兰舞忽然伸手,一把夺过黑曜石。她盯着石面,盯着那抹若隐若现的紫,盯着自己因紧张而微微发抖的指尖,盯着赤石腕上那道与她如出一辙的、正泛起银辉的旧疤……

她猛地攥紧石头,指甲深深嵌进掌心。

血,混着沙,从指缝渗出。

“所以。”她抬起眼,瞳孔深处有什么东西在碎裂、重组,最终沉淀为一种近乎冷酷的澄澈,“现在的问题不是‘信不信预言’,而是——”

她顿了顿,目光如刀,刮过赤石的脸,刮过弥勒染血的睫毛,刮过阳勇手臂上蔓延的蛛网,最后钉在黄泉惨白的脸上:

“——我们得活到那个未来发生。”

赤石看着她掌心渗出的血,看着那抹混着沙砾的暗红,忽然笑了。

不是惯常的、带着三分戏谑的笑,而是真正舒展的,卸下所有伪装的弧度。他抬手,用拇指轻轻擦去她掌缘的血迹,动作轻得像拂去花瓣上的露珠。

“嗯。”他说,“先活到封印地。”

风,重新开始流动。

沙砾滚过脚背,带着戈壁特有的粗粝温度。

弥勒靠在阳勇肩头,气息微弱,却抬起手,指向东南方——那里地平线尽头,一道灰黑色的山脊如巨兽脊骨般隆起,山坳深处,隐约可见一片被风蚀成蜂窝状的赭红色岩壁。

“封印……在那边。

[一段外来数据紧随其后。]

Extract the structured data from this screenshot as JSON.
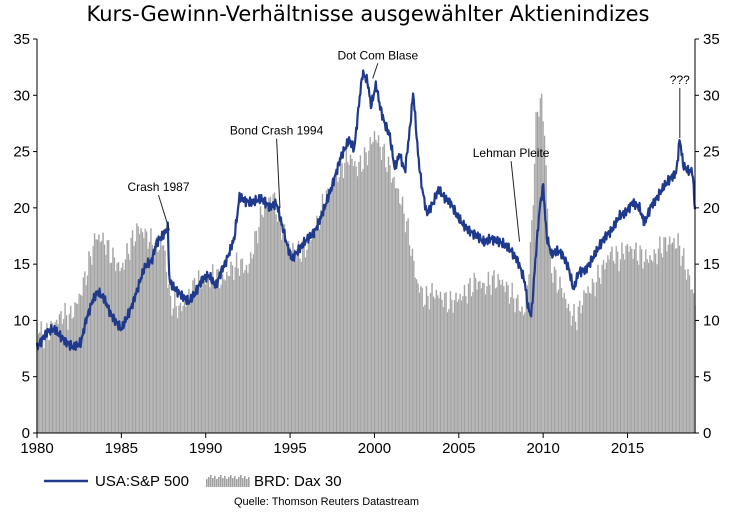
{
  "chart_data": {
    "type": "area+line",
    "title": "Kurs-Gewinn-Verhältnisse ausgewählter Aktienindizes",
    "xlabel": "",
    "ylabel": "",
    "xlim": [
      1980,
      2019
    ],
    "ylim": [
      0,
      35
    ],
    "y_ticks": [
      "0",
      "5",
      "10",
      "15",
      "20",
      "25",
      "30",
      "35"
    ],
    "x_ticks": [
      "1980",
      "1985",
      "1990",
      "1995",
      "2000",
      "2005",
      "2010",
      "2015"
    ],
    "x_tick_values": [
      1980,
      1985,
      1990,
      1995,
      2000,
      2005,
      2010,
      2015
    ],
    "y_tick_values": [
      0,
      5,
      10,
      15,
      20,
      25,
      30,
      35
    ],
    "grid": false,
    "legend_position": "bottom-left",
    "source": "Quelle: Thomson Reuters Datastream",
    "series": [
      {
        "name": "USA:S&P 500",
        "style": "line",
        "color": "#1f3a8c",
        "points": [
          [
            1980.0,
            7.6
          ],
          [
            1980.3,
            8.3
          ],
          [
            1980.6,
            9.0
          ],
          [
            1981.0,
            9.2
          ],
          [
            1981.4,
            8.6
          ],
          [
            1981.8,
            8.0
          ],
          [
            1982.2,
            7.6
          ],
          [
            1982.6,
            8.0
          ],
          [
            1982.9,
            10.0
          ],
          [
            1983.3,
            11.8
          ],
          [
            1983.6,
            12.5
          ],
          [
            1984.0,
            11.9
          ],
          [
            1984.4,
            10.5
          ],
          [
            1984.8,
            9.6
          ],
          [
            1985.0,
            9.2
          ],
          [
            1985.3,
            10.2
          ],
          [
            1985.6,
            11.2
          ],
          [
            1986.0,
            13.0
          ],
          [
            1986.4,
            14.8
          ],
          [
            1986.8,
            15.3
          ],
          [
            1987.1,
            17.0
          ],
          [
            1987.5,
            17.6
          ],
          [
            1987.75,
            18.2
          ],
          [
            1987.85,
            13.4
          ],
          [
            1988.2,
            12.8
          ],
          [
            1988.6,
            12.2
          ],
          [
            1989.0,
            11.6
          ],
          [
            1989.4,
            12.5
          ],
          [
            1989.8,
            13.7
          ],
          [
            1990.2,
            14.0
          ],
          [
            1990.6,
            13.0
          ],
          [
            1990.9,
            14.3
          ],
          [
            1991.3,
            15.6
          ],
          [
            1991.7,
            17.3
          ],
          [
            1992.0,
            21.0
          ],
          [
            1992.4,
            20.6
          ],
          [
            1992.8,
            20.5
          ],
          [
            1993.3,
            20.8
          ],
          [
            1993.8,
            20.1
          ],
          [
            1994.2,
            20.4
          ],
          [
            1994.5,
            18.6
          ],
          [
            1994.8,
            16.8
          ],
          [
            1995.1,
            15.5
          ],
          [
            1995.6,
            16.4
          ],
          [
            1996.0,
            17.2
          ],
          [
            1996.5,
            18.0
          ],
          [
            1997.0,
            19.8
          ],
          [
            1997.5,
            22.0
          ],
          [
            1998.0,
            24.5
          ],
          [
            1998.5,
            26.0
          ],
          [
            1998.8,
            25.2
          ],
          [
            1999.1,
            29.5
          ],
          [
            1999.3,
            32.0
          ],
          [
            1999.6,
            31.2
          ],
          [
            1999.8,
            29.0
          ],
          [
            2000.1,
            31.0
          ],
          [
            2000.3,
            29.2
          ],
          [
            2000.6,
            27.5
          ],
          [
            2000.9,
            26.5
          ],
          [
            2001.2,
            23.5
          ],
          [
            2001.5,
            24.8
          ],
          [
            2001.8,
            23.2
          ],
          [
            2002.1,
            27.0
          ],
          [
            2002.3,
            30.3
          ],
          [
            2002.6,
            24.5
          ],
          [
            2002.8,
            22.0
          ],
          [
            2003.1,
            19.5
          ],
          [
            2003.5,
            20.5
          ],
          [
            2003.8,
            21.6
          ],
          [
            2004.1,
            21.0
          ],
          [
            2004.5,
            20.5
          ],
          [
            2004.9,
            19.3
          ],
          [
            2005.3,
            18.4
          ],
          [
            2005.7,
            17.9
          ],
          [
            2006.1,
            17.5
          ],
          [
            2006.5,
            16.9
          ],
          [
            2006.9,
            17.3
          ],
          [
            2007.3,
            17.1
          ],
          [
            2007.7,
            16.7
          ],
          [
            2008.1,
            16.2
          ],
          [
            2008.5,
            15.3
          ],
          [
            2008.9,
            13.5
          ],
          [
            2009.1,
            11.2
          ],
          [
            2009.3,
            10.4
          ],
          [
            2009.6,
            16.5
          ],
          [
            2009.8,
            20.0
          ],
          [
            2010.0,
            22.0
          ],
          [
            2010.2,
            17.5
          ],
          [
            2010.5,
            15.8
          ],
          [
            2010.8,
            16.2
          ],
          [
            2011.1,
            16.0
          ],
          [
            2011.5,
            14.7
          ],
          [
            2011.8,
            12.7
          ],
          [
            2012.1,
            14.3
          ],
          [
            2012.5,
            14.5
          ],
          [
            2012.9,
            15.4
          ],
          [
            2013.3,
            16.5
          ],
          [
            2013.7,
            17.5
          ],
          [
            2014.1,
            18.1
          ],
          [
            2014.5,
            19.2
          ],
          [
            2014.9,
            19.6
          ],
          [
            2015.3,
            20.5
          ],
          [
            2015.7,
            20.0
          ],
          [
            2016.0,
            18.6
          ],
          [
            2016.4,
            20.2
          ],
          [
            2016.8,
            21.0
          ],
          [
            2017.2,
            22.0
          ],
          [
            2017.6,
            22.7
          ],
          [
            2017.9,
            23.2
          ],
          [
            2018.1,
            26.2
          ],
          [
            2018.3,
            23.8
          ],
          [
            2018.6,
            23.2
          ],
          [
            2018.85,
            23.3
          ],
          [
            2019.0,
            19.8
          ]
        ]
      },
      {
        "name": "BRD: Dax 30",
        "style": "bars",
        "color": "#a0a0a0",
        "points": [
          [
            1980.0,
            9.5
          ],
          [
            1980.5,
            8.5
          ],
          [
            1981.0,
            9.6
          ],
          [
            1981.5,
            10.5
          ],
          [
            1982.0,
            10.3
          ],
          [
            1982.5,
            12.0
          ],
          [
            1983.0,
            14.5
          ],
          [
            1983.5,
            17.5
          ],
          [
            1984.0,
            17.0
          ],
          [
            1984.5,
            15.5
          ],
          [
            1985.0,
            14.5
          ],
          [
            1985.5,
            16.5
          ],
          [
            1986.0,
            18.2
          ],
          [
            1986.5,
            17.5
          ],
          [
            1987.0,
            16.5
          ],
          [
            1987.5,
            16.8
          ],
          [
            1987.9,
            11.6
          ],
          [
            1988.5,
            11.0
          ],
          [
            1989.0,
            12.0
          ],
          [
            1989.5,
            13.5
          ],
          [
            1990.0,
            13.5
          ],
          [
            1990.5,
            14.0
          ],
          [
            1991.0,
            13.5
          ],
          [
            1991.5,
            14.5
          ],
          [
            1992.0,
            15.0
          ],
          [
            1992.5,
            14.5
          ],
          [
            1993.0,
            17.5
          ],
          [
            1993.5,
            20.5
          ],
          [
            1994.0,
            21.0
          ],
          [
            1994.5,
            18.2
          ],
          [
            1995.0,
            16.5
          ],
          [
            1995.5,
            16.0
          ],
          [
            1996.0,
            16.5
          ],
          [
            1996.5,
            18.0
          ],
          [
            1997.0,
            20.5
          ],
          [
            1997.5,
            22.0
          ],
          [
            1998.0,
            23.5
          ],
          [
            1998.5,
            24.5
          ],
          [
            1999.0,
            23.5
          ],
          [
            1999.5,
            24.5
          ],
          [
            2000.0,
            26.5
          ],
          [
            2000.5,
            25.0
          ],
          [
            2001.0,
            23.0
          ],
          [
            2001.5,
            21.0
          ],
          [
            2002.0,
            18.0
          ],
          [
            2002.5,
            13.5
          ],
          [
            2003.0,
            11.8
          ],
          [
            2003.5,
            12.5
          ],
          [
            2004.0,
            12.0
          ],
          [
            2004.5,
            11.5
          ],
          [
            2005.0,
            12.0
          ],
          [
            2005.5,
            12.5
          ],
          [
            2006.0,
            13.5
          ],
          [
            2006.5,
            13.0
          ],
          [
            2007.0,
            13.5
          ],
          [
            2007.5,
            13.5
          ],
          [
            2008.0,
            12.5
          ],
          [
            2008.5,
            11.5
          ],
          [
            2008.9,
            10.5
          ],
          [
            2009.3,
            17.0
          ],
          [
            2009.6,
            28.0
          ],
          [
            2009.9,
            30.0
          ],
          [
            2010.1,
            26.0
          ],
          [
            2010.4,
            15.0
          ],
          [
            2010.8,
            13.5
          ],
          [
            2011.2,
            12.5
          ],
          [
            2011.6,
            10.5
          ],
          [
            2012.0,
            10.2
          ],
          [
            2012.5,
            12.5
          ],
          [
            2013.0,
            13.0
          ],
          [
            2013.5,
            14.5
          ],
          [
            2014.0,
            16.0
          ],
          [
            2014.5,
            15.5
          ],
          [
            2015.0,
            16.5
          ],
          [
            2015.5,
            16.0
          ],
          [
            2016.0,
            15.5
          ],
          [
            2016.5,
            15.5
          ],
          [
            2017.0,
            16.5
          ],
          [
            2017.5,
            17.0
          ],
          [
            2018.0,
            16.8
          ],
          [
            2018.5,
            14.5
          ],
          [
            2019.0,
            11.8
          ]
        ]
      }
    ],
    "annotations": [
      {
        "label": "Crash 1987",
        "target": [
          1987.85,
          18.0
        ],
        "text_at": [
          1987.2,
          21.5
        ]
      },
      {
        "label": "Bond Crash 1994",
        "target": [
          1994.4,
          20.0
        ],
        "text_at": [
          1994.2,
          26.5
        ]
      },
      {
        "label": "Dot Com Blase",
        "target": [
          1999.9,
          31.5
        ],
        "text_at": [
          2000.2,
          33.2
        ]
      },
      {
        "label": "Lehman Pleite",
        "target": [
          2008.6,
          17.0
        ],
        "text_at": [
          2008.1,
          24.5
        ]
      },
      {
        "label": "???",
        "target": [
          2018.1,
          26.2
        ],
        "text_at": [
          2018.1,
          31.0
        ]
      }
    ]
  }
}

”她声音轻得像叹息,“但入口……不在地上。”

赤石望向那片岩壁,左眼写轮眼悄然开启,三勾玉高速旋转,银芒在瞳孔深处流转不息。他忽然抬手,指向岩壁最高处一道几乎不可见的、垂直向下的窄缝。

“在天上。”

兰舞顺着他的手指望去。那缝隙细如刀锋,隐没在嶙峋怪石之间。可就在她凝视的刹那,缝隙深处,一点银光倏然亮起——微弱,却无比熟悉,与她腕内龙脉的搏动频率完全一致。

咚。

咚。

咚。

像一颗心脏,在岩壁深处,开始跳动。

她下意识按住自己小腹。

那里,一片寂静。

可某种更深沉、更原始的搏动,正隔着血肉,与岩壁深处的银光,遥遥共鸣。

赤石忽然握住她的手。

十指相扣。

他的掌心滚烫,她的指尖冰凉。两股截然不同的查克拉在交叠处无声激荡,最终竟奇异地融为一股温润的暖流,顺着相扣的手指,缓缓注入她体内。

兰舞猛地抬头。

赤石正看着她,左眼银芒流转,右眼却漆黑如墨,深不见底。

“别怕。”他说,“这一次,我们不用猜。”

“我们亲眼看着它,长成样子。”

风卷着沙尘扑来,迷了眼。

兰舞眨了眨眼,再睁开时,视野里只剩下赤石近在咫尺的眉眼,和他眼底那点不肯熄灭的、灼灼燃烧的银火。

她没说话。

只是反手,更紧地回握。

掌心相贴处,一点微弱的银光,悄然亮起。